From virtual learning to being separated from friends and family, the pandemic has been rough on many children.
"We all have mental health. It affects how we think. How we feel and how we behave," said Jody Baumstein, Licensed Therapist of Children's Healthcare of Atlanta.
Baumstein says the first myth about mental health is that it's a mental illness.
"Just like with our physical health, our mental health changes all the time and we all have it. We need to do things regularly and proactively to take care of our mental health."
She says it's also not true that kids can't have mental health challenges. Baumstein says to teach children about feelings, that it's normal to have them and help them label those feelings, so they know how to express themselves. Finally, help them learn to manage or cope with those feelings.
Another myth, bad parenting is the cause of those challenges.
"We really want to shift the conversation away from placing blame on the child or the parent and instead redirect to getting proper assessment and treatment," said Baumstein.

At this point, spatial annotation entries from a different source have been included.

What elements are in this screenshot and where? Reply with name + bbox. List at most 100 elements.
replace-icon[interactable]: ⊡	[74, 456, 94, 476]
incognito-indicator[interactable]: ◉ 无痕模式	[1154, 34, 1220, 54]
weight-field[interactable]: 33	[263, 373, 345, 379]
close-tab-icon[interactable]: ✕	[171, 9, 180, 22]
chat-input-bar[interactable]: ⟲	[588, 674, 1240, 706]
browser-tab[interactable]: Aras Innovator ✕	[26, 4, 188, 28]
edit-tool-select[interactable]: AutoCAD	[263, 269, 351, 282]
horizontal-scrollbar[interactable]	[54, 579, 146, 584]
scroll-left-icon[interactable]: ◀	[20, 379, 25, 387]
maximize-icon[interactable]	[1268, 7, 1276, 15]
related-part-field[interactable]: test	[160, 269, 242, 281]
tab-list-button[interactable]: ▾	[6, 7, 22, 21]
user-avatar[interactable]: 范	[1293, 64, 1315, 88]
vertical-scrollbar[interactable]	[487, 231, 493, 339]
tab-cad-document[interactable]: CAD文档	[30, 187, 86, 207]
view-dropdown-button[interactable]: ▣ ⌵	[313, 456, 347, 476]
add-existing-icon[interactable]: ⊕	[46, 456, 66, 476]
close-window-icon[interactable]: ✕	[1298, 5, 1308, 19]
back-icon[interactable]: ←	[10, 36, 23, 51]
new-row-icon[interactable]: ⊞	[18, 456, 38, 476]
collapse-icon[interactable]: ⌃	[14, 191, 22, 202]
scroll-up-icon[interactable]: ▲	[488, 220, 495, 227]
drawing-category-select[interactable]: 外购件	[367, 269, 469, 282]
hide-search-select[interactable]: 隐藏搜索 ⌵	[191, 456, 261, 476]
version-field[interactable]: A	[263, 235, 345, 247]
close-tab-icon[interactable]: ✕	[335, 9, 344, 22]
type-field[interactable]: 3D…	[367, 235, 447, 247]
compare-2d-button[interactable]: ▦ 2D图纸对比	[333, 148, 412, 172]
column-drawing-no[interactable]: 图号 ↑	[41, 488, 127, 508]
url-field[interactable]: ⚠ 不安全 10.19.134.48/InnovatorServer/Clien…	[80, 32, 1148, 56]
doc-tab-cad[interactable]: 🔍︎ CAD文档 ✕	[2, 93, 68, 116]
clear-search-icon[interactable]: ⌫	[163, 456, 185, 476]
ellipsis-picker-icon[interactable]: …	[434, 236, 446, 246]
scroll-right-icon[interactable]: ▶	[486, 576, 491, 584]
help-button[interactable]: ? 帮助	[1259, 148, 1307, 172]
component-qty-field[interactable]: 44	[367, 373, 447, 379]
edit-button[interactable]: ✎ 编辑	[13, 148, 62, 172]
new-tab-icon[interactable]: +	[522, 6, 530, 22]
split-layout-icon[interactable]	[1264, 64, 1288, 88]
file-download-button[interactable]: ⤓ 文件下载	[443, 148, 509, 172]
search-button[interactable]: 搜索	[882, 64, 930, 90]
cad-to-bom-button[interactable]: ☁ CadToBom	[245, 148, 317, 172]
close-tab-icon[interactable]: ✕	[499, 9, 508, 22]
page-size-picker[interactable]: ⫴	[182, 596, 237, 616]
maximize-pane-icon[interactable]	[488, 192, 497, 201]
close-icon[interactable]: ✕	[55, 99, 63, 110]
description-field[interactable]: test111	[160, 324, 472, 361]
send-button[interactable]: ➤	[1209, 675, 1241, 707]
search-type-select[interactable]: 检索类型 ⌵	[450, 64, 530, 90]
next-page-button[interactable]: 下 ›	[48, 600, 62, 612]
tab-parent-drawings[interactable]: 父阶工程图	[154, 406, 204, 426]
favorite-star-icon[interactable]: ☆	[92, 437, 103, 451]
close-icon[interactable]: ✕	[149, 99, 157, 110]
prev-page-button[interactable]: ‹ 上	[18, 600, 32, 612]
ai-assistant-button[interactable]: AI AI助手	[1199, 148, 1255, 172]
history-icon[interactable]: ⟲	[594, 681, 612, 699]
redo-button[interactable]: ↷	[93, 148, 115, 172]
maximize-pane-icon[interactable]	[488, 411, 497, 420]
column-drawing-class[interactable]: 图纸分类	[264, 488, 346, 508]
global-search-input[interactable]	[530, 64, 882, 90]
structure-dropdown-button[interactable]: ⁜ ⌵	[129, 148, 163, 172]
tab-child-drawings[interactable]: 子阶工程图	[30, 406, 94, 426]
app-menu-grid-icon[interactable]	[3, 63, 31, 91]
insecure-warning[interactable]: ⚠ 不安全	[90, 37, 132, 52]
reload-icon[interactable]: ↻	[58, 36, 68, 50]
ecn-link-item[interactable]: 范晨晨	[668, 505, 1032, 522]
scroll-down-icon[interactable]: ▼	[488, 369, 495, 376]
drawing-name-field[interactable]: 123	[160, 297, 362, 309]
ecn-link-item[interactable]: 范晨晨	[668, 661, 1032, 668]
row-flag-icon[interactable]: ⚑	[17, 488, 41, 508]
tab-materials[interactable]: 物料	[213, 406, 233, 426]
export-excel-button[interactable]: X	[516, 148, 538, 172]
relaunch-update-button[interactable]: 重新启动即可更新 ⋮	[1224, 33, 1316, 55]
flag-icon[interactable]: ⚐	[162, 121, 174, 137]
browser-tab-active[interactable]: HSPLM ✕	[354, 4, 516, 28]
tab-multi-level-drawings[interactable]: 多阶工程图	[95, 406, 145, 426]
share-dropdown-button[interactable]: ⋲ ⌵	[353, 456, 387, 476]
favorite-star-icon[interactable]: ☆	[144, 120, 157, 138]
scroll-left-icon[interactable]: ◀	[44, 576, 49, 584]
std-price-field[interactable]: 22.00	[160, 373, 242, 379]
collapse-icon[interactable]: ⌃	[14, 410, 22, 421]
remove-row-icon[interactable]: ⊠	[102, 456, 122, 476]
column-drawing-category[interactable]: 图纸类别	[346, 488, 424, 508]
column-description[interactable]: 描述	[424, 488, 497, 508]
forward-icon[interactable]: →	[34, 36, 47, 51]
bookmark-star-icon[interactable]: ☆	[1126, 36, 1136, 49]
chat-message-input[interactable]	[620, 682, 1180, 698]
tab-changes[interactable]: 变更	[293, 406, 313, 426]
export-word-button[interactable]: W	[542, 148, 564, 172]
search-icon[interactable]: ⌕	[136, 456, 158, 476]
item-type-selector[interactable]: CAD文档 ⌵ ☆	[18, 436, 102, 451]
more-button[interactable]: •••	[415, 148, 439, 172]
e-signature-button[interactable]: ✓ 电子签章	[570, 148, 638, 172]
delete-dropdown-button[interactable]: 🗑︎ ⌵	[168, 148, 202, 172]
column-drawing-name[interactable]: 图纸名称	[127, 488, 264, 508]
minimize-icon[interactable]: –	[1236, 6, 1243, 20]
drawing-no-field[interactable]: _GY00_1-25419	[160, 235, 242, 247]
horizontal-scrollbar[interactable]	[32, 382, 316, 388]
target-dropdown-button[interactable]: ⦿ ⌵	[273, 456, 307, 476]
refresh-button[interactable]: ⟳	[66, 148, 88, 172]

She says it's another myth that doctors are quick to diagnose a problem and medicated. It's always a parent's choice to accept a medical recommendation or not.
The final myth is that talking about mental health puts ideas into a child's mind.
"There's no research to support this and, in fact, having open and honest conversations about this stuff is much more likely to help a child feel safe."
Baumstein says it's important to teach coping skills when everyone is calm, not in the heat of the moment and that those skills are practiced regularly.